One cylinder is sintered at 400 °C, where the solubility of Ag in Cu is below 0.1 vol. %, which allows one to obtain a composite microstructure with pure Ag nanowires dispersed in a pure Cu matrix. The other cylinder is sintered at 600 °C, where the solubility of Ag in Cu is equal to about 2.4 vol. %, which allows the Ag nanowires to dissolve into the surrounding Cu volume to form Cu/Ag alloy nanowires.
The diameter of the cylinders is reduced by wire-drawing, in several passes, thus producing progressively finer wires (diameter in the range 1-0.2 mm). Wires with ultrafine Cu grains (200-700 nm for a 0.5 mm diameter wire) elongated along the drawing axis are prepared. The nanowires (pure Ag or Cu/Ag alloy) are dispersed along the Cu grain boundaries.
Both kind of wires show a similar ultimate tensile strength (1100 MPa at 77 K), reflecting an equivalent strengthening effect provided by the pure Ag and Cu/Ag alloy nanowires.
However, the electrical resistivity of the Cu/Ag-Cu wires (0.56 µΩ.cm at 77 K) is significantly higher compared to that of the Ag-Cu wires (0.49 µΩ.cm at 77 K).

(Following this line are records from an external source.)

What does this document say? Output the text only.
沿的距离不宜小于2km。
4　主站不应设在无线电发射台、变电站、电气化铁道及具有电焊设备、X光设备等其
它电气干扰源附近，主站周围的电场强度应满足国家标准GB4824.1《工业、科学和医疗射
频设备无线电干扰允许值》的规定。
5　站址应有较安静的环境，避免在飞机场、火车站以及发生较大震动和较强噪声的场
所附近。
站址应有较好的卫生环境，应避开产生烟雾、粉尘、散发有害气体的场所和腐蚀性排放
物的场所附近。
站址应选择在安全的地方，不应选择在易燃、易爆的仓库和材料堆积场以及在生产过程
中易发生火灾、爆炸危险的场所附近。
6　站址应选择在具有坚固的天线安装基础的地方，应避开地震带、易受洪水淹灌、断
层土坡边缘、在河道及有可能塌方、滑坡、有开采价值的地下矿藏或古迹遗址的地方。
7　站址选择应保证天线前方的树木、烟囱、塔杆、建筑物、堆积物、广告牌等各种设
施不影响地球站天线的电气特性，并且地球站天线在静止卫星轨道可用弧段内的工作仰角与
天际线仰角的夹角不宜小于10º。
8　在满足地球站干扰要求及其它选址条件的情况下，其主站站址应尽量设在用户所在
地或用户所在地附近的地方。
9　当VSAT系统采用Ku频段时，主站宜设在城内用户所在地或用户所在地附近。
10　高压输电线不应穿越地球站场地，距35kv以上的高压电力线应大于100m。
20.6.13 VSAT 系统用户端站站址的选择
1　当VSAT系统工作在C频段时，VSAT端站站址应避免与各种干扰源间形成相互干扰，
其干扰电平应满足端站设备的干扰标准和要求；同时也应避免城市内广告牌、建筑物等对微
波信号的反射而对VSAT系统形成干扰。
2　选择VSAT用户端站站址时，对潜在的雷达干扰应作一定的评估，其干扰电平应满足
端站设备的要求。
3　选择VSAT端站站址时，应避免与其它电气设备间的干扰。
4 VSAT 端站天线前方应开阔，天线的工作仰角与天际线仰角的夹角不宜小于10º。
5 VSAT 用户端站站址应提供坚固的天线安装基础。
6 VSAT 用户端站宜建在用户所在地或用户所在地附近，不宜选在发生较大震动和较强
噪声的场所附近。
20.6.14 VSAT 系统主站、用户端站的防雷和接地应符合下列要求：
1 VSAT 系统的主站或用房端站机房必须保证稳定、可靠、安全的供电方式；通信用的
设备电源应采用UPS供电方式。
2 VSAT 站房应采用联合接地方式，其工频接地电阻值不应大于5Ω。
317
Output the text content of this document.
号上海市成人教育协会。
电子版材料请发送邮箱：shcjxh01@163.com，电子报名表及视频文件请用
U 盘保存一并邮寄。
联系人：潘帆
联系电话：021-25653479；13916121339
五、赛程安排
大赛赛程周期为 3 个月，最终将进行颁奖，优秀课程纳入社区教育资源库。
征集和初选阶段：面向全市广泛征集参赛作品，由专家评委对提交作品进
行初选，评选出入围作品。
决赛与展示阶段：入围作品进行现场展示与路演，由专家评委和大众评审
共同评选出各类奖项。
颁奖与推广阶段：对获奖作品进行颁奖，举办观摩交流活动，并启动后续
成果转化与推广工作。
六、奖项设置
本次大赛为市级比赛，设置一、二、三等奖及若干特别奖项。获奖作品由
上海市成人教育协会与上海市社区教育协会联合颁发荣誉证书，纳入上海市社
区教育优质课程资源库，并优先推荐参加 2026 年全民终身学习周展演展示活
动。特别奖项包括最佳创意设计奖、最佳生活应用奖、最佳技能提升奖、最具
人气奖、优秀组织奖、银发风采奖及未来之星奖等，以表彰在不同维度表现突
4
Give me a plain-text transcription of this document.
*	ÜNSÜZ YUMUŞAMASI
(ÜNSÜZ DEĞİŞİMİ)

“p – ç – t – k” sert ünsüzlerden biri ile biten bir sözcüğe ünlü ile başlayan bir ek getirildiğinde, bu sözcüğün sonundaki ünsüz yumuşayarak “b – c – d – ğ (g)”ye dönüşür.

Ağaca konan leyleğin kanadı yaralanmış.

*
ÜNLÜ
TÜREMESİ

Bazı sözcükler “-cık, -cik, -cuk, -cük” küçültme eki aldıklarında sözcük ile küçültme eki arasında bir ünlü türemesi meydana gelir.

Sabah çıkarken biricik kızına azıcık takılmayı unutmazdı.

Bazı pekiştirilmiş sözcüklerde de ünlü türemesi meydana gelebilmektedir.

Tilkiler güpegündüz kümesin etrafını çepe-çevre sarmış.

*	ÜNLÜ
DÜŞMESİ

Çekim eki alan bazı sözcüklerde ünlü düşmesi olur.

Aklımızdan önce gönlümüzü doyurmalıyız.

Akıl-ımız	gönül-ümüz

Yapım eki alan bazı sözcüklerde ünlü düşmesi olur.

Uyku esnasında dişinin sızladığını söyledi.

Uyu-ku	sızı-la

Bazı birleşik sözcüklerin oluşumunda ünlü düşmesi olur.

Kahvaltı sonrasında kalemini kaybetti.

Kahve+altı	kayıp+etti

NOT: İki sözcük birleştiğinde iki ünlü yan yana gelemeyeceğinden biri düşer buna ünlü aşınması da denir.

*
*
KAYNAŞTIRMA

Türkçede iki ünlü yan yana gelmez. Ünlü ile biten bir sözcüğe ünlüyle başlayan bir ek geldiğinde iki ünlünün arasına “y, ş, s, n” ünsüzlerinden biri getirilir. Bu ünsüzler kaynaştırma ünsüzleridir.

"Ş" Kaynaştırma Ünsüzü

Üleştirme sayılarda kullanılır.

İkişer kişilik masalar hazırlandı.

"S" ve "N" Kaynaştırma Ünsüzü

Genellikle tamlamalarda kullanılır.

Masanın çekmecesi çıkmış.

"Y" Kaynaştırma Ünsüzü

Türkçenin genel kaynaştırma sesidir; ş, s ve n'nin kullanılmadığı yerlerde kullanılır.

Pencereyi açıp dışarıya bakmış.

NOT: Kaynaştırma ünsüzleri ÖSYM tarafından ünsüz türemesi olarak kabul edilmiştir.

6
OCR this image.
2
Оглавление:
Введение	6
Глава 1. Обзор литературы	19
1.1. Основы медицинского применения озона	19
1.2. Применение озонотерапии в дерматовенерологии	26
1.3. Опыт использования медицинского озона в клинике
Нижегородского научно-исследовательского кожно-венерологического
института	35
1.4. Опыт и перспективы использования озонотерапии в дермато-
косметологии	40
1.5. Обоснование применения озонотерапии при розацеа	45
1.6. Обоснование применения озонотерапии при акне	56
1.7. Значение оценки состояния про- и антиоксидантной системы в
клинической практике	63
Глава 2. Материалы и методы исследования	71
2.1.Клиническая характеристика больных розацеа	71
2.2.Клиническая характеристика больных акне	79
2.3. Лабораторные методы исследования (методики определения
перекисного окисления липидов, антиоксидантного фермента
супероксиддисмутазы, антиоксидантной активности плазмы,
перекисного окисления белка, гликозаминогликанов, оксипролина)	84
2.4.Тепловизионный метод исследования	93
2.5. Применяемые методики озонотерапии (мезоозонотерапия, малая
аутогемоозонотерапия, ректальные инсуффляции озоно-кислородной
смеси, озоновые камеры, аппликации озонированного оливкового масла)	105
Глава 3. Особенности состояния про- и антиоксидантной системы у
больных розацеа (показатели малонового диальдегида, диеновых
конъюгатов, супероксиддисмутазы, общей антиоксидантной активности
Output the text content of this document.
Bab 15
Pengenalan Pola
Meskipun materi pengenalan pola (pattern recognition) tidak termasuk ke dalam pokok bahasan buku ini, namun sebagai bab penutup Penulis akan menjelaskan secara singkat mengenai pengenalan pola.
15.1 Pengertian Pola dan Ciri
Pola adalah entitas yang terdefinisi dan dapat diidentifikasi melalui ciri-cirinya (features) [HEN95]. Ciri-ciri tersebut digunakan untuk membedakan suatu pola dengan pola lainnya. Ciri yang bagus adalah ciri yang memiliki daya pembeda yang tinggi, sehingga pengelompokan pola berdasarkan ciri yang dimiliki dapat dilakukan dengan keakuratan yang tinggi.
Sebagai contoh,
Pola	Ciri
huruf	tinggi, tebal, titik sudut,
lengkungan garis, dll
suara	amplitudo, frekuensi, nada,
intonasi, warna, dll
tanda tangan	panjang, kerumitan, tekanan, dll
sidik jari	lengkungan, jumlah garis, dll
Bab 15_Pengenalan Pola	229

This shows that despite the very local nature of the Cu/Ag alloy, its formation is to be avoided by controlling the sintering conditions, which thus have to be changed depending on the chosen Ag content.
Pure Ag nanowires - Cu composites wires are to be preferred in order to obtain the most suitable properties for high magnetic fields.